Heading: Compliance with Federal Motor Vehicle Safety Standards

Text: ¶ 57 The NHTSA is the federal agency responsible for implementing federal highway safety laws. The NHTSA specifically promulgates the Federal Motor Vehicle Safety Standards required for fuel system integrity. Ford presented evidence that at the time of manufacture, the 1993 Lincoln Town Car satisfied the applicable version of Safety Standard 301, which required 1993 model-year vehicles to withstand, with minimal fuel leakage, a rear impact at 30 miles per hour from a nondeformable, 4,000-pound barrier.
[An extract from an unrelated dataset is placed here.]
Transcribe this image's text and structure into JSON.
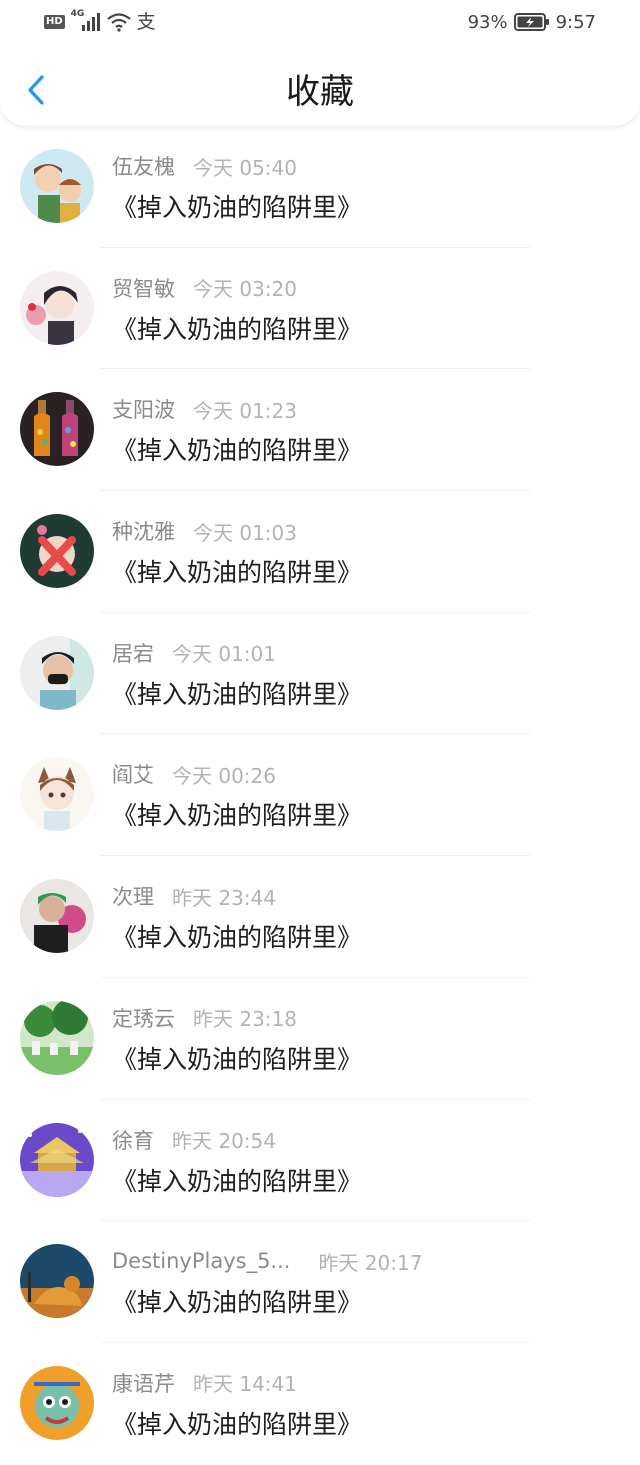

Ford also introduced evidence of its own internal higher fuel integrity standards which involved car-to-car crash testing at 50 miles per hour from three different angles. ¶ 58 According to Ford's experts, these standards were more stringent than Safety Standard 301, and more rigorous than most standards used by any other vehicle manufacturers at the time. In 2000, the NHTSA rejected a proposal from some advocacy groups that the NHTSA regulate the location of fuel tanks, requiring them to be forward of the axle. The NHTSA explained that such a requirement is unnecessary and would be design restrictive, noting that the structural and component design is a more critical factor than fuel tank location in maintaining fuel system integrity. ¶ 59 Ford additionally sought to introduce evidence that in 2004, the NHTSA adopted a more stringent version of Safety Standard 301, requiring it to withstand a 50-mile-per-hour crash test, and that the 1993 Lincoln Town Car satisfied the new standard promulgated more than a decade after the car was manufactured. The circuit court excluded this evidence.